Neredeyse 1 aydır bloğa yazı bırakamadım.
Ülkemizin içinden geçtiği bu zor günler doğal olarak beni ve ailemi de etkilemiş durumda.
Acil ihtiyaçlar haricinde sokağa çıkmamaya özen gösteriyoruz. Umarım bir an
önce bu salgın hastalığı yeneriz ve yeniden normal düzenimiz başlar.

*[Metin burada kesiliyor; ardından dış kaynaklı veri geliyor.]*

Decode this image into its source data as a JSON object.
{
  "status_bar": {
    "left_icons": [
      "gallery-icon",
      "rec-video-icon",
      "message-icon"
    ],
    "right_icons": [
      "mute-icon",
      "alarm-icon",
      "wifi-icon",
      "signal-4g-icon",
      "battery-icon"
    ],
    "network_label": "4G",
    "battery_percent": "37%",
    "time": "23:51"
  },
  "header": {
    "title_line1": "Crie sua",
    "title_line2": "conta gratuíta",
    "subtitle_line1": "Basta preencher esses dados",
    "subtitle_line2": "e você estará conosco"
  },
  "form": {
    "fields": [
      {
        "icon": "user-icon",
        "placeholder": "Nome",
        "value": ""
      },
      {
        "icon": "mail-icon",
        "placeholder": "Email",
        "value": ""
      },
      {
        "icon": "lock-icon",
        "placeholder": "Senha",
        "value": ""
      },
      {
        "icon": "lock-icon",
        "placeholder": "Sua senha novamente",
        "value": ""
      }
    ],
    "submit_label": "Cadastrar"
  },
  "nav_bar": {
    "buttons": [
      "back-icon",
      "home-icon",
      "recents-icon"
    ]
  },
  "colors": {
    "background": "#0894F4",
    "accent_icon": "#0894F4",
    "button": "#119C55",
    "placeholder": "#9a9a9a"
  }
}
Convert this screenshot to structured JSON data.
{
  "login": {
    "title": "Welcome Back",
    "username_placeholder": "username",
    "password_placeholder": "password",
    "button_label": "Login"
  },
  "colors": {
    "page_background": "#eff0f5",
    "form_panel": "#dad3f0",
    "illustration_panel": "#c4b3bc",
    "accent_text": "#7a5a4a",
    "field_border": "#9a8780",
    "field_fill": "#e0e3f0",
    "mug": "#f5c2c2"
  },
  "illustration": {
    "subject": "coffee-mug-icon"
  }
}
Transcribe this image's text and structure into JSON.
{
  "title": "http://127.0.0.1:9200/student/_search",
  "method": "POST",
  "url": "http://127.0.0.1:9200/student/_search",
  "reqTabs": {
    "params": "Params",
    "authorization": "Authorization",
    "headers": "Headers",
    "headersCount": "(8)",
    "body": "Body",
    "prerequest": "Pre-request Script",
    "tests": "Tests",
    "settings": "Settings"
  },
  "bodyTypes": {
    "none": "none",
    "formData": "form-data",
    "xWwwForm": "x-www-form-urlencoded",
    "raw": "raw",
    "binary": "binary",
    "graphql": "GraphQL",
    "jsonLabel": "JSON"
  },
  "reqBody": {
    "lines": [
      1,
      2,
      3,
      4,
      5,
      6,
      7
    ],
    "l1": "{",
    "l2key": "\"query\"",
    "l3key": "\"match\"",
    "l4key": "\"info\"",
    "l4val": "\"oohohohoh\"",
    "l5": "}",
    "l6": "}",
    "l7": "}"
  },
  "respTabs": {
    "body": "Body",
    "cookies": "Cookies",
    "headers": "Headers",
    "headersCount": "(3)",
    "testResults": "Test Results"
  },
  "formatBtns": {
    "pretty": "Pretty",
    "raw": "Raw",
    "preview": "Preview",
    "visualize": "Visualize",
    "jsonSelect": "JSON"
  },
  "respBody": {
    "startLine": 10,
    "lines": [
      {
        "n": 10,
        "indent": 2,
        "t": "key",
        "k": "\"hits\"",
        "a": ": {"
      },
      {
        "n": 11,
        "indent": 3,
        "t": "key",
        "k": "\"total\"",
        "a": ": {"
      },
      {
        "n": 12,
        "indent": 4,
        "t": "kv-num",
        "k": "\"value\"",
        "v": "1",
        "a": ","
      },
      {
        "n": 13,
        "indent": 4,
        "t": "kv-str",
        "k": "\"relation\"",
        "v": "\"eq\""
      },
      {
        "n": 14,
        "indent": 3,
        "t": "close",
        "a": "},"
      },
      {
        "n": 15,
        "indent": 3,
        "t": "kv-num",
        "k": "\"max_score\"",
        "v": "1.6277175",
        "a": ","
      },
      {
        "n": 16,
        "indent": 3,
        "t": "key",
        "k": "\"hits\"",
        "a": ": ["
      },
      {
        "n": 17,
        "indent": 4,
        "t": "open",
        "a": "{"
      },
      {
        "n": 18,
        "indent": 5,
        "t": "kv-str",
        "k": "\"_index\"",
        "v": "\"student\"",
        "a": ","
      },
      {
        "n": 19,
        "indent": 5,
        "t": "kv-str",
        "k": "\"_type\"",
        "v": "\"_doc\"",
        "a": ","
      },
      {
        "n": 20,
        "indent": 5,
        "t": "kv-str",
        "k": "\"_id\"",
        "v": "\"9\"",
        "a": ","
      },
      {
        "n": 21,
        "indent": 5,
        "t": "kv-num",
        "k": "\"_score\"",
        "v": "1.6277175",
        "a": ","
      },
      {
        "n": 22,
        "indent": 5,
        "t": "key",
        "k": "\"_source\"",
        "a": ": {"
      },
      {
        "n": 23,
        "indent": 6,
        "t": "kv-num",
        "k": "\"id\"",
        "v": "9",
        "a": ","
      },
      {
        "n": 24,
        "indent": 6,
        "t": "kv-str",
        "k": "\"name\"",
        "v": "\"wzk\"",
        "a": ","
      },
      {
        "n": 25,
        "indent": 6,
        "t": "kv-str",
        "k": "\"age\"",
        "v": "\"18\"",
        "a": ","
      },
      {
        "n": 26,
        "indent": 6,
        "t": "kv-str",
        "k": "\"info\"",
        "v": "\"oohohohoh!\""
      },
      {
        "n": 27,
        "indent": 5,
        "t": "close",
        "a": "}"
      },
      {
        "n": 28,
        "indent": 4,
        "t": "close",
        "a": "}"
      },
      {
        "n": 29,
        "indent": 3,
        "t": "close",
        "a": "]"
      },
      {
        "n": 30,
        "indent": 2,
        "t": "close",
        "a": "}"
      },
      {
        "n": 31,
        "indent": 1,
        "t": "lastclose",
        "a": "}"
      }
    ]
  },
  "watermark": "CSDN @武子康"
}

Peki salgın öncesi neler yaptım? Bir gün Nişantaşı’nda
bir arkadaşımla buluşacaktım ancak son anda randevuyu iptal etmesi üzerine programı
değiştirmeden yine Nişantaşı’na gittim ve Milano Gourmet’de bir masaya
yerleştim. Kendimde en çok sevdiğim özelliklerimden biri tek başıma sosyal
hayatın içinde rahatlıkla yer alabilmem. Yani bazılarında olan tek başıma bir
restoranda yemek yiyemem, tek başıma sinemaya, tiyatroya gidemem olayı bende
yok. Bazen tek başına kalmak güzeldir 😊
Önce hafif bir kahvaltı siparişi verdim. Afiyetle
kahvaltımı yaparken bir yandan da günün geri kalanını planladım.
Kahvaltı sonrası Nişantaşı sokaklarında dolaşmaya
başladım. Nişantaşı'nda küçük butiklere girip alışveriş yapmayı çok seviyorum. Ayrıca çok şık ve uygun fiyatlı aksesuarlar satan yerler var. Oralara uğramayı da ihmal
etmedim.
Akabinde ise uzun süredir gitmek istediğim çikolatalı tatlıları meşhur olan Hümaliva
isimli cafeye gittim.
Şu an ismini hatırlayamadım nefis bir tatlıyı
mideye indirdim.
Çalışanlarının çok güler yüzlü olduğu cafenin
dekorasyonunda da bol bol kitap kullanılmış. İşin içine kitap girdiği zaman
ortam nasıl sevimli oluyor değil mi?
Böylece bir günü yiyip içip yeni yerler
keşfederek ve alışveriş yaparak tamamlamış oldum.